The Web Video Text Tracks (WebVTT) file is a simple text file used to associate captions, subtitles, descriptions, etc with time segments in your video.

WEBVTT

  00:00:03.50 --> 00:00:05.000 align:middle line:84%
  In this video, you'll learn
  about how Video Cloud Studio is

For details about adding a WebVTT file, see the Add Captions to Videos document.

Add a metadata header

As part of the HLS spec, you need to add an X-TIMESTAMP-MAP metadata header to each WebVTT header in order to synchronize timestamps between the audio and video with your subtitles.

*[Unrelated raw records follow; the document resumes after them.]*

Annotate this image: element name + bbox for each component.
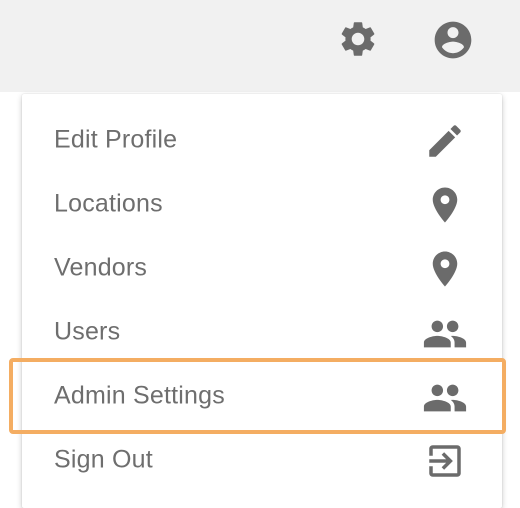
menu-item-label: Edit Profile: [54, 125, 178, 154]
menu-item-label: Sign Out: [54, 445, 153, 474]
location-pin-icon: [432, 251, 458, 287]
menu-item-locations[interactable]: Locations: [22, 172, 502, 236]
menu-item-users[interactable]: Users: [22, 300, 502, 364]
location-pin-icon: [432, 187, 458, 223]
account-dropdown-menu: Edit Profile Locations Vendors Users Adm…: [22, 94, 502, 508]
menu-item-label: Locations: [54, 189, 163, 218]
menu-item-edit-profile[interactable]: Edit Profile: [22, 108, 502, 172]
people-icon: [423, 320, 467, 348]
menu-item-sign-out[interactable]: Sign Out: [22, 428, 502, 492]
sign-out-icon: [429, 445, 461, 477]
menu-item-label: Vendors: [54, 253, 148, 282]
menu-item-admin-settings[interactable]: Admin Settings: [22, 364, 502, 428]
pencil-icon: [429, 125, 461, 157]
menu-item-label: Admin Settings: [54, 381, 225, 410]
account-circle-icon[interactable]: [431, 18, 475, 62]
top-bar: [0, 0, 520, 92]
people-icon: [423, 384, 467, 412]
menu-item-label: Users: [54, 317, 121, 346]
gear-icon[interactable]: [337, 18, 379, 60]
menu-item-vendors[interactable]: Vendors: [22, 236, 502, 300]
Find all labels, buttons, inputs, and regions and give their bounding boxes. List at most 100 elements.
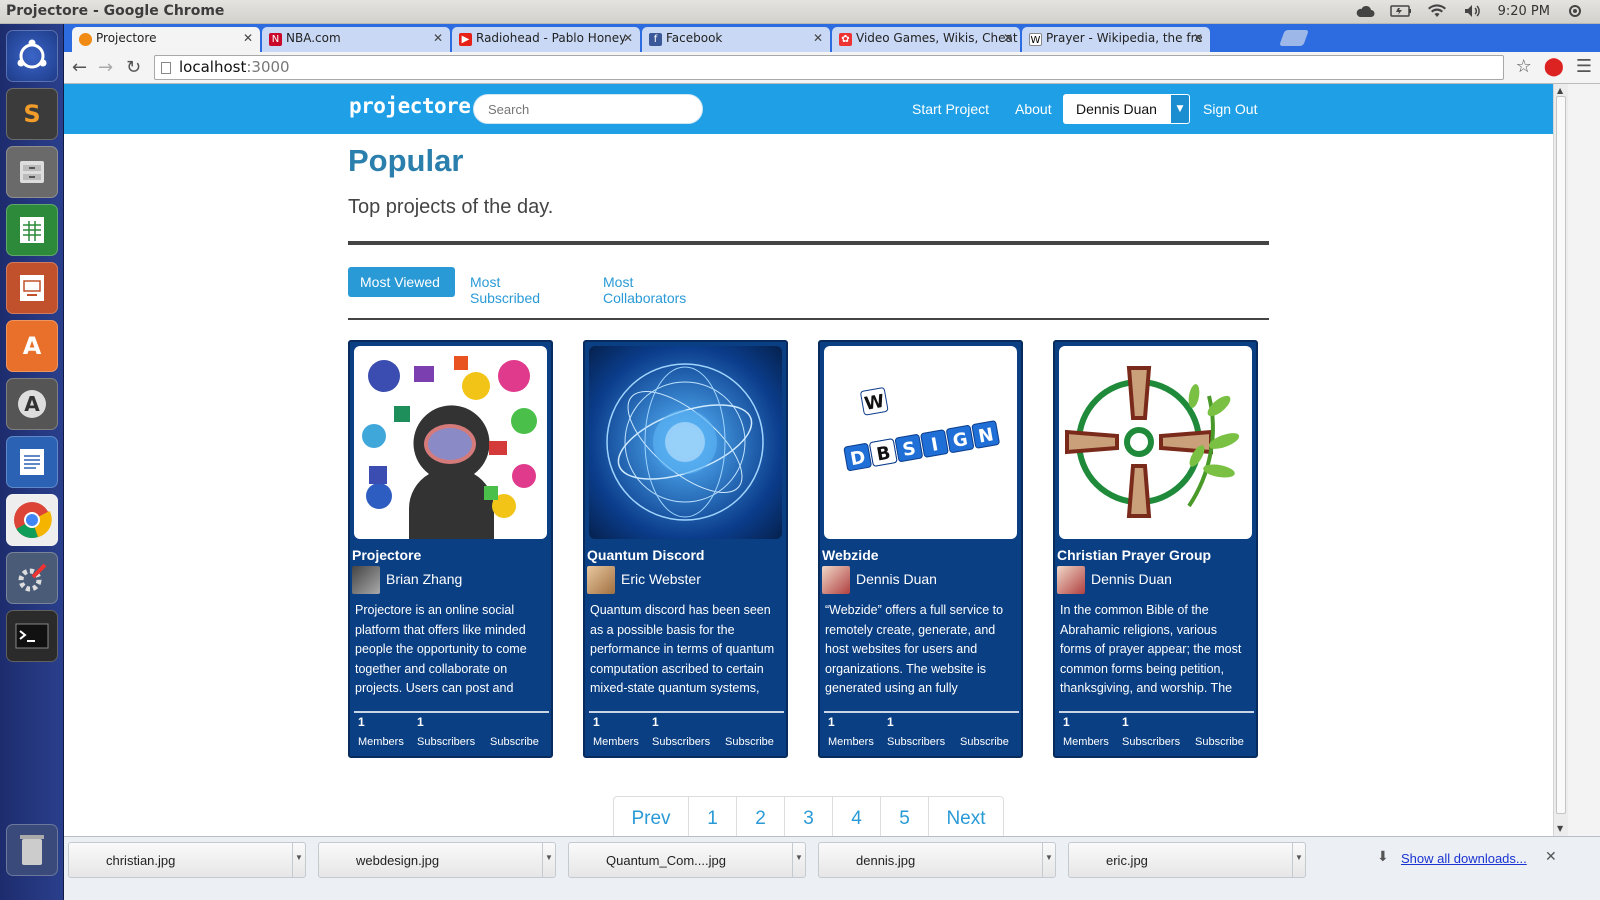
- reload-icon[interactable]: ↻: [126, 57, 141, 78]
- download-item[interactable]: christian.jpg ▼: [68, 842, 306, 878]
- tab-most-subscribed[interactable]: Most Subscribed: [458, 267, 580, 306]
- dash-home-icon[interactable]: [6, 30, 58, 82]
- bookmark-star-icon[interactable]: ☆: [1516, 56, 1532, 77]
- project-owner[interactable]: Dennis Duan: [1091, 571, 1172, 587]
- project-owner[interactable]: Brian Zhang: [386, 571, 462, 587]
- show-all-downloads-link[interactable]: Show all downloads...: [1401, 851, 1527, 866]
- tab-most-viewed[interactable]: Most Viewed: [348, 267, 455, 297]
- sign-out-link[interactable]: Sign Out: [1203, 101, 1257, 117]
- page-5[interactable]: 5: [881, 797, 929, 836]
- tab-projectore[interactable]: Projectore ✕: [72, 27, 260, 52]
- tab-video-games-wiki[interactable]: ✿ Video Games, Wikis, Cheat ✕: [832, 27, 1020, 52]
- page-2[interactable]: 2: [737, 797, 785, 836]
- terminal-icon[interactable]: [6, 610, 58, 662]
- close-tab-icon[interactable]: ✕: [243, 31, 253, 45]
- downloads-bar: christian.jpg ▼ webdesign.jpg ▼ Quantum_…: [64, 836, 1600, 882]
- software-center-icon[interactable]: A: [6, 320, 58, 372]
- chevron-down-icon[interactable]: ▼: [1042, 843, 1055, 877]
- user-menu-button[interactable]: Dennis Duan: [1063, 94, 1180, 124]
- card-divider: [824, 711, 1019, 713]
- tab-facebook[interactable]: f Facebook ✕: [642, 27, 830, 52]
- address-bar[interactable]: localhost:3000: [154, 55, 1504, 80]
- close-tab-icon[interactable]: ✕: [813, 31, 823, 45]
- chevron-down-icon[interactable]: ▼: [792, 843, 805, 877]
- tab-prayer-wikipedia[interactable]: W Prayer - Wikipedia, the fre ✕: [1022, 27, 1210, 52]
- power-gear-icon[interactable]: [1564, 3, 1586, 19]
- page-scrollbar[interactable]: ▲ ▼: [1553, 84, 1568, 836]
- spreadsheet-icon[interactable]: [6, 204, 58, 256]
- update-manager-icon[interactable]: A: [6, 378, 58, 430]
- tab-radiohead[interactable]: ▶ Radiohead - Pablo Honey ✕: [452, 27, 640, 52]
- brain-head-icon[interactable]: [354, 346, 547, 539]
- project-card[interactable]: Projectore Brian Zhang Projectore is an …: [348, 340, 553, 758]
- close-tab-icon[interactable]: ✕: [623, 31, 633, 45]
- download-item[interactable]: eric.jpg ▼: [1068, 842, 1306, 878]
- writer-document-icon[interactable]: [6, 436, 58, 488]
- download-filename: Quantum_Com....jpg: [606, 853, 726, 868]
- volume-icon[interactable]: [1462, 3, 1484, 19]
- close-tab-icon[interactable]: ✕: [433, 31, 443, 45]
- presentation-icon[interactable]: [6, 262, 58, 314]
- tab-most-collaborators[interactable]: Most Collaborators: [591, 267, 731, 306]
- page-4[interactable]: 4: [833, 797, 881, 836]
- chevron-down-icon[interactable]: ▼: [1292, 843, 1305, 877]
- scroll-down-icon[interactable]: ▼: [1557, 824, 1563, 833]
- project-owner[interactable]: Dennis Duan: [856, 571, 937, 587]
- scrollbar-thumb[interactable]: [1556, 96, 1566, 814]
- project-card[interactable]: Christian Prayer Group Dennis Duan In th…: [1053, 340, 1258, 758]
- project-title[interactable]: Projectore: [352, 547, 421, 563]
- close-tab-icon[interactable]: ✕: [1003, 31, 1013, 45]
- subscribe-link[interactable]: Subscribe: [1195, 736, 1244, 748]
- avatar[interactable]: [822, 566, 850, 594]
- clock[interactable]: 9:20 PM: [1498, 4, 1550, 19]
- trash-icon[interactable]: [6, 824, 58, 876]
- web-design-cubes-icon[interactable]: DESIGN WB: [824, 346, 1017, 539]
- page-1[interactable]: 1: [689, 797, 737, 836]
- system-settings-icon[interactable]: [6, 552, 58, 604]
- cross-olive-branch-icon[interactable]: [1059, 346, 1252, 539]
- project-card[interactable]: Quantum Discord Eric Webster Quantum dis…: [583, 340, 788, 758]
- close-tab-icon[interactable]: ✕: [1193, 31, 1203, 45]
- wifi-icon[interactable]: [1426, 3, 1448, 19]
- page-prev[interactable]: Prev: [614, 797, 689, 836]
- forward-arrow-icon[interactable]: →: [98, 57, 113, 78]
- download-filename: eric.jpg: [1106, 853, 1148, 868]
- about-link[interactable]: About: [1015, 101, 1052, 117]
- cloud-icon[interactable]: [1354, 3, 1376, 19]
- project-title[interactable]: Christian Prayer Group: [1057, 547, 1211, 563]
- page-3[interactable]: 3: [785, 797, 833, 836]
- subscribers-count: 1: [417, 715, 424, 729]
- file-cabinet-icon[interactable]: [6, 146, 58, 198]
- download-item[interactable]: dennis.jpg ▼: [818, 842, 1056, 878]
- avatar[interactable]: [352, 566, 380, 594]
- search-input[interactable]: [473, 94, 703, 124]
- project-title[interactable]: Webzide: [822, 547, 879, 563]
- avatar[interactable]: [587, 566, 615, 594]
- project-owner[interactable]: Eric Webster: [621, 571, 701, 587]
- scroll-up-icon[interactable]: ▲: [1557, 86, 1563, 95]
- project-title[interactable]: Quantum Discord: [587, 547, 704, 563]
- chrome-icon[interactable]: [6, 494, 58, 546]
- back-arrow-icon[interactable]: ←: [72, 57, 87, 78]
- chevron-down-icon[interactable]: ▼: [292, 843, 305, 877]
- subscribe-link[interactable]: Subscribe: [960, 736, 1009, 748]
- user-dropdown-caret-icon[interactable]: ▼: [1170, 94, 1190, 124]
- download-item[interactable]: Quantum_Com....jpg ▼: [568, 842, 806, 878]
- battery-icon[interactable]: [1389, 3, 1412, 19]
- new-tab-button[interactable]: [1279, 30, 1309, 46]
- project-card[interactable]: DESIGN WB Webzide Dennis Duan “Webzide” …: [818, 340, 1023, 758]
- sublime-text-icon[interactable]: S: [6, 88, 58, 140]
- adblock-icon[interactable]: ⬤: [1544, 56, 1564, 77]
- quantum-sphere-icon[interactable]: [589, 346, 782, 539]
- tab-nba[interactable]: N NBA.com ✕: [262, 27, 450, 52]
- subscribe-link[interactable]: Subscribe: [490, 736, 539, 748]
- chevron-down-icon[interactable]: ▼: [542, 843, 555, 877]
- download-item[interactable]: webdesign.jpg ▼: [318, 842, 556, 878]
- start-project-link[interactable]: Start Project: [912, 101, 989, 117]
- page-next[interactable]: Next: [929, 797, 1003, 836]
- subscribe-link[interactable]: Subscribe: [725, 736, 774, 748]
- avatar[interactable]: [1057, 566, 1085, 594]
- site-logo[interactable]: projectore: [349, 94, 471, 118]
- menu-icon[interactable]: ☰: [1576, 56, 1592, 77]
- close-downloads-icon[interactable]: ✕: [1545, 849, 1557, 865]
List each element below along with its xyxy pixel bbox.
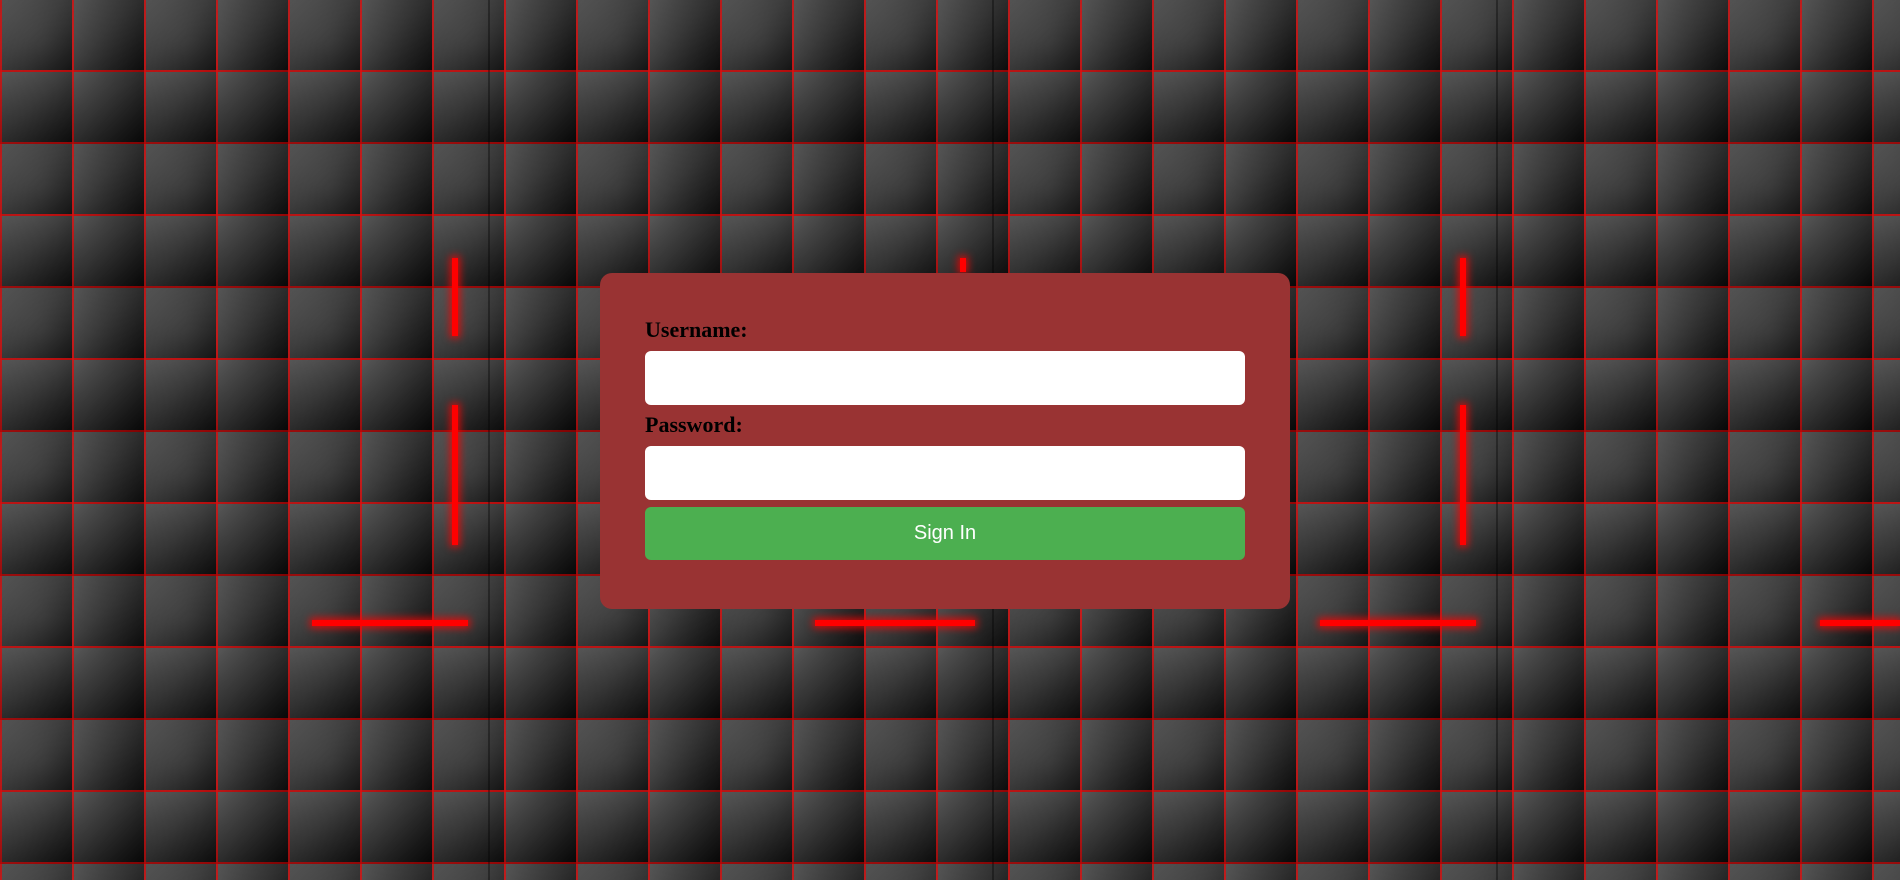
background-glow-seam [1460,258,1466,336]
sign-in-button[interactable]: Sign In [645,507,1245,560]
background-glow-seam [815,620,975,626]
password-input[interactable] [645,446,1245,500]
background-glow-seam [960,258,966,272]
login-card: Username: Password: Sign In [600,273,1290,609]
background-glow-seam [452,405,458,545]
password-label: Password: [645,412,743,437]
background-glow-seam [1320,620,1476,626]
username-label: Username: [645,317,748,342]
background-glow-seam [1820,620,1900,626]
username-input[interactable] [645,351,1245,405]
background-glow-seam [1460,405,1466,545]
background-glow-seam [452,258,458,336]
background-glow-seam [312,620,468,626]
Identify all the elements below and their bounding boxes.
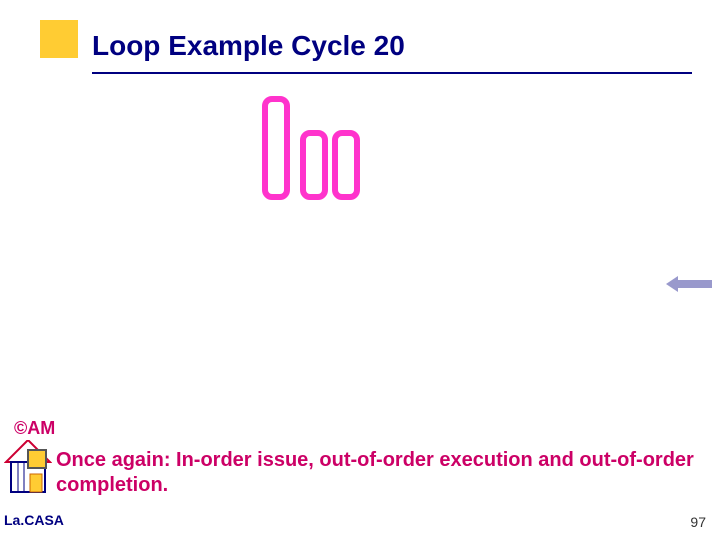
bar-2 — [300, 130, 328, 200]
title-underline — [92, 72, 692, 74]
slide-title: Loop Example Cycle 20 — [92, 30, 405, 62]
footer-brand: La.CASA — [4, 512, 64, 528]
body-bullet-text: Once again: In-order issue, out-of-order… — [56, 448, 696, 498]
bar-3 — [332, 130, 360, 200]
page-number: 97 — [690, 514, 706, 530]
copyright-label: ©AM — [14, 418, 55, 439]
bullet-icon — [27, 449, 47, 469]
bar-1 — [262, 96, 290, 200]
title-accent-square — [40, 20, 78, 58]
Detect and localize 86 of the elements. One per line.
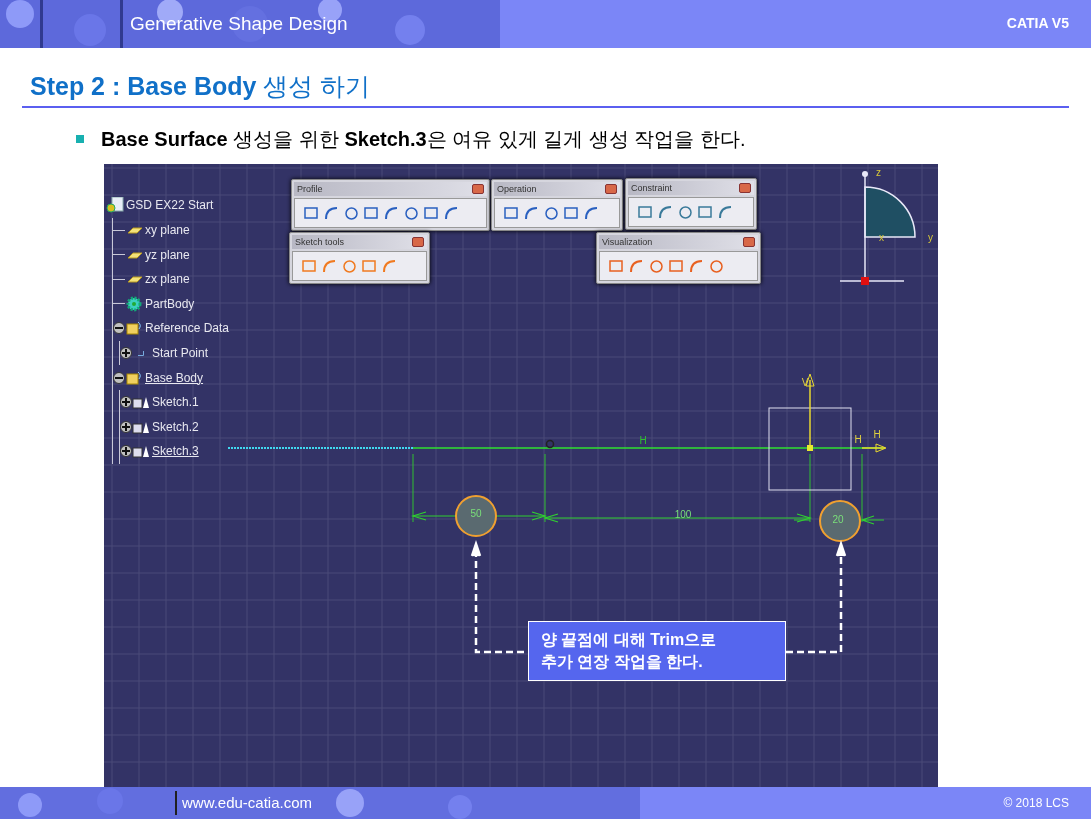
tool-icon[interactable] (648, 257, 665, 275)
tool-icon[interactable] (717, 203, 734, 221)
tool-icon[interactable] (523, 204, 540, 222)
extension-line (809, 453, 811, 523)
expand-icon[interactable] (120, 420, 132, 433)
expand-icon[interactable] (120, 445, 132, 458)
tool-icon[interactable] (343, 204, 360, 222)
tool-icon[interactable] (423, 204, 440, 222)
tool-icon[interactable] (503, 204, 520, 222)
tree-item[interactable]: Reference Data (145, 319, 230, 338)
tool-icon[interactable] (341, 257, 358, 275)
dimension-label: 100 (674, 509, 692, 521)
axis-label: H (854, 434, 862, 446)
tool-icon[interactable] (668, 257, 685, 275)
tool-icon[interactable] (688, 257, 705, 275)
constraint-label: H (639, 435, 647, 447)
close-icon[interactable] (739, 183, 751, 194)
document-icon (106, 197, 124, 214)
toolbar-title: Constraint (631, 183, 673, 193)
tree-item[interactable]: PartBody (145, 294, 195, 313)
extension-line (861, 453, 863, 523)
axis-label: H (873, 429, 881, 441)
tree-item[interactable]: Sketch.3 (152, 442, 199, 461)
close-icon[interactable] (412, 237, 424, 248)
tree-item[interactable]: Sketch.1 (152, 393, 199, 412)
tool-icon[interactable] (628, 257, 645, 275)
bullet-icon (76, 135, 84, 144)
tool-icon[interactable] (657, 203, 674, 221)
tool-icon[interactable] (608, 257, 625, 275)
tool-icon[interactable] (443, 204, 460, 222)
expand-icon[interactable] (120, 347, 132, 360)
dimension-label: 20 (832, 514, 844, 526)
tree-item[interactable]: GSD EX22 Start (126, 196, 214, 215)
horizontal-axis-arrow (861, 443, 887, 453)
tree-item[interactable]: Sketch.2 (152, 417, 199, 436)
tree-item[interactable]: xy plane (145, 221, 190, 240)
toolbar-title: Operation (497, 184, 537, 194)
tool-icon[interactable] (677, 203, 694, 221)
axis-label: z (876, 167, 881, 179)
tool-icon[interactable] (383, 204, 400, 222)
tool-icon[interactable] (708, 257, 725, 275)
expand-icon[interactable] (120, 396, 132, 409)
toolbar-title: Profile (297, 184, 323, 194)
axis-label: y (928, 232, 933, 244)
tool-icon[interactable] (323, 204, 340, 222)
callout-text: 추가 연장 작업을 한다. (541, 652, 704, 673)
header-title: Generative Shape Design (130, 11, 348, 36)
tool-icon[interactable] (303, 204, 320, 222)
tool-icon[interactable] (697, 203, 714, 221)
tool-icon[interactable] (583, 204, 600, 222)
gear-icon (125, 295, 143, 312)
step-title: Step 2 : Base Body 생성 하기 (30, 71, 371, 100)
tool-icon[interactable] (543, 204, 560, 222)
extension-line (544, 453, 546, 523)
tree-item[interactable]: Start Point (152, 344, 209, 363)
highlight-circle (455, 495, 497, 538)
website-link[interactable]: www.edu-catia.com (182, 791, 313, 815)
extension-line (412, 453, 414, 523)
collapse-icon[interactable] (113, 322, 125, 335)
bullet-text: Base Surface 생성을 위한 Sketch.3은 여유 있게 길게 생성 작업을 한다. (101, 127, 746, 153)
toolbar-title: Visualization (602, 237, 653, 247)
tree-item[interactable]: zx plane (145, 270, 190, 289)
tool-icon[interactable] (563, 204, 580, 222)
callout-text: 양 끝점에 대해 Trim으로 (541, 630, 718, 651)
dimension-label: 50 (470, 508, 482, 520)
highlight-circle (819, 500, 861, 543)
close-icon[interactable] (605, 184, 617, 195)
point-icon (138, 350, 144, 356)
close-icon[interactable] (472, 184, 484, 195)
set-icon (125, 320, 143, 337)
copyright-text: © 2018 LCS (1003, 795, 1069, 813)
close-icon[interactable] (743, 237, 755, 248)
set-icon (125, 369, 143, 386)
tree-item[interactable]: Base Body (145, 368, 204, 387)
tool-icon[interactable] (321, 257, 338, 275)
product-name: CATIA V5 (1006, 14, 1069, 34)
tool-icon[interactable] (381, 257, 398, 275)
origin-point (807, 445, 813, 452)
axis-label: x (879, 232, 884, 244)
tool-icon[interactable] (403, 204, 420, 222)
tree-item[interactable]: yz plane (145, 245, 190, 264)
collapse-icon[interactable] (113, 371, 125, 384)
tool-icon[interactable] (637, 203, 654, 221)
coincidence-icon (545, 439, 555, 449)
toolbar-title: Sketch tools (295, 237, 345, 247)
tool-icon[interactable] (363, 204, 380, 222)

If you are missing this header or the MPEGTS value is not correct, you may see that your subtitles are not in sync with the video. This is because when the X-TIMESTAMP-MAP header is missing, the client assumes a default timestamp offset of 0. For example, the difference between using a value of 900000 and 0 can cause your captions to be off by 10 seconds.

X-TIMESTAMP-MAP format:

X-TIMESTAMP-MAP=MPEGTS:<MPEG-2 time>,LOCAL:<cue time>

Here is a sample WebVTT file:

The X-TIMESTAMP-MAP header must appear on line 2, directly after the WEBVTT line. You may experience unexpected results if the timestamp header is not placed on line 2.

WEBVTT
X-TIMESTAMP-MAP=MPEGTS:900000,LOCAL:00:00:00.000

1
00:00:03.500 --> 00:00:05.000 align:middle line:84%
In this video, you'll learn
about how Video Cloud Studio is

For details, see the Subtitle segments section of Apple's HLS Protocol document.

Determine the offset value

If you are using Brightcove's Dynamic Ingest or Zencoder to transcode your content, use an offset value of MPEGTS:900000.

If you are using an encoding system other than Zencoder, it is best to obtain the value needed. Apple recommends that you set the offset to match your encoded video.

The MPEGTS value corresponds to the presentation timestamp (PTS) value of the MPEG frame at the given LOCAL time. If you are using Brightcove's legacy ingest system, you may find that you can use a value of MPEGTS:0.

If your account is enabled for Dynamic Delivery, and you are hosting captions with us (non-remote captions), then we will make everything work auto-magically (PTS needs to be zero and we will make sure it is.)

If your account is enabled for Dynamic Delivery and you are using remote captions, you will need to set the PTS value to zero.

For example, to get the offset value, you can do the following:

Request1:

In the terminal, get an HLS video and store it in a local file. In this case, we are naming it seg.ts.

curl -o seg.ts "http://brightcove.vo.llnwd.net/v1/unsecured/media/4360108595001/201507/1154/4360341622001/4360108595001_4360341622001_s-1.ts?pubId=4360108595001&videoId=4360283683001"

Request2:

Then, use the ffprobe command to get the offset value. ffprobe is a multimedia stream analyzer, which is part of the FFmpeg framework. You will need to download and install this on your computer.

ffprobe -show_frames seg.ts

Response:

Your response should look similar to this:

pkt_pts=900000
pkt_pts_time=10.000000
pkt_dts=900000
pkt_dts_time=10.000000

Best practices

The following guidelines should help when developing your app with captions.

Caption duration

It is recommended that the caption duration does not exceed the video duration. This will prevent captions from displaying or an unseekable area in the progress bar from appearing after video playback has completed.